А жилось Ивану в ту пору, как и большинству его товарищей, нелегко, безденежье было частым. Отец почти не помогал, дела у него с каждым годом шли все хуже и хуже — продал мельницу, барка осталась одна, да и та всю осень простояла без дела. Но письма от отца приходят бодрые, веселые: затевает на Чортовом городище раскопки, московский археолог профессор Невоструев заинтересован и всячески способствует…

«Теперь мы решили, — пишет отец, — восстановить башню. Помнишь, ты зарисовывал ее развалины?» Иван подумал, что деньги на все это опять пойдут из отцовского кармана. И еще он представил себе, как восстановленная башня будет возвышаться над Камой и Тоймой, как раз у того места, где они сливаются, и видно будет ее, эту башню, со всех сторон. Все-таки нелегко отцу. Отговорить же его невозможно, задумал — непременно добьется своего, сделает. Могли бы и Стахеевы помочь отцу, да вряд ли станут они заниматься этим, у них размах более широкого масштаба, и дела процветают, идут в гору: торговые связи Стахеевых простерлись на тысячи километров — от Елабуги до Москвы, до Урала и дальше, в Сибирь, до самого Енисея… В Москве у Стахеевых постоянные приказчики. И в Казани, и в Вятке, и в Рыбинске свои люди, пароходы и пристани. Иван получает обещанные двадцать-пятнадцать рублей — Дмитрий Иванович верен своему слову. Иногда он и сам приезжает в Москву, останавливается, как всегда, на скромном посольском подворье, хотя при желании мог бы остановиться в самом роскошном номере любой гостиницы. Иван приходит к нему в гости, они горячо обнимаются, и Дмитрий Иванович, оглядывая могучую, не по-юношески окрепшую фигуру шурина, удивленно говорит:

— Преуспеваешь?

— Стараюсь, — говорит Иван и нетерпеливо спрашивает: — Ну как там наши?
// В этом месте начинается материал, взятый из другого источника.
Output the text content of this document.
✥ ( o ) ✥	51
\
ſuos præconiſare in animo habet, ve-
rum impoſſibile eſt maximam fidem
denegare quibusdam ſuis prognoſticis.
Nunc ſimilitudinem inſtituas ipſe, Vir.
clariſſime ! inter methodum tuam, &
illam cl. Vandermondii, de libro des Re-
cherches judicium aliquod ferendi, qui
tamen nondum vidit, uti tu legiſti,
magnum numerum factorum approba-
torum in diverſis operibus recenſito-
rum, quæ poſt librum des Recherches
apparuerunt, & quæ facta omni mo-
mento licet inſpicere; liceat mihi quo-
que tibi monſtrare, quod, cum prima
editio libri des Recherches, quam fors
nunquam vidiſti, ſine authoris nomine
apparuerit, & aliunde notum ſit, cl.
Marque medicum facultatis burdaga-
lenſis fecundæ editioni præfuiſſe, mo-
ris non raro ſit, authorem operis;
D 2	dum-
Вечером пьют чай с московскими бубликами, и Дмитрий Иванович не спеша, как по реестру, выкладывает елабужские новости. Отец все чудит и затевает на Чортовом городище какие-то дела, в городе собираются заложить женский монастырь, Тойма течет все в том же направлении, брат Николай, кажется, всерьез надумал жениться…
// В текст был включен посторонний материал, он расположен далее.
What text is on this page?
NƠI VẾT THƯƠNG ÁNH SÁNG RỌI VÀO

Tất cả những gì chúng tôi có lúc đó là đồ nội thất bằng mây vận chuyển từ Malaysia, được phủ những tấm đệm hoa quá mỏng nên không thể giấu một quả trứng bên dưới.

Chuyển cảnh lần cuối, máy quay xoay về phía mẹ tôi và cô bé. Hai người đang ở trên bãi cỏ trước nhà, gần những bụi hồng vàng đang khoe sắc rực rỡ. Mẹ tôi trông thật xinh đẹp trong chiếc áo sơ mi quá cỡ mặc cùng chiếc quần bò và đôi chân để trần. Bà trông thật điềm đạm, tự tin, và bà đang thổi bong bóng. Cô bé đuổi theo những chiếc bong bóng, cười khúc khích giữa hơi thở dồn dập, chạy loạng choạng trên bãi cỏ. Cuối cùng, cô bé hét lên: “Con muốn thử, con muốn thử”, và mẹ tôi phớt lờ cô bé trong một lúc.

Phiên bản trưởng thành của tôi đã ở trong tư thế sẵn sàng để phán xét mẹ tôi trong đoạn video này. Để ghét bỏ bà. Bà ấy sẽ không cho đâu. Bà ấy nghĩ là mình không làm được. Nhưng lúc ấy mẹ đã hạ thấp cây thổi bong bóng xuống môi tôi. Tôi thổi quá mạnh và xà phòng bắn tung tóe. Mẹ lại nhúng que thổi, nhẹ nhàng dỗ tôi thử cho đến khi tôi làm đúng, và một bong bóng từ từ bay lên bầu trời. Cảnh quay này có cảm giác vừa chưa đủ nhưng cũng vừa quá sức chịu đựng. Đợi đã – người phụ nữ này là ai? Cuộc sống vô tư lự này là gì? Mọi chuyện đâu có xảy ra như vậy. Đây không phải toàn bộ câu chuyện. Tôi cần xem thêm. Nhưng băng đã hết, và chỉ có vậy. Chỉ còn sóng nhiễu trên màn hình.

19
Ночью Ивану снятся родные места, прикамские сосновые леса, Елабуга и звон большого дедовского колокола.

Но чаще снится теперь и видится наяву, словно мираж, заманчивый, таинственный Петербург. В последнее время у них и разговоры только об этом. Кому-то приходит в голову идея — съездить самим, все разузнать, разведать, побывать в Академии. Мысль об Академии становится неотвязной. И вот наконец Шишкин и Ознобишин снаряжаются общими усилиями, друзья шумно провожают их до Каланчевской площади, на новый, только что достроенный вокзал, и оттуда за три рубля в товарном вагоне они отправляются в Петербург.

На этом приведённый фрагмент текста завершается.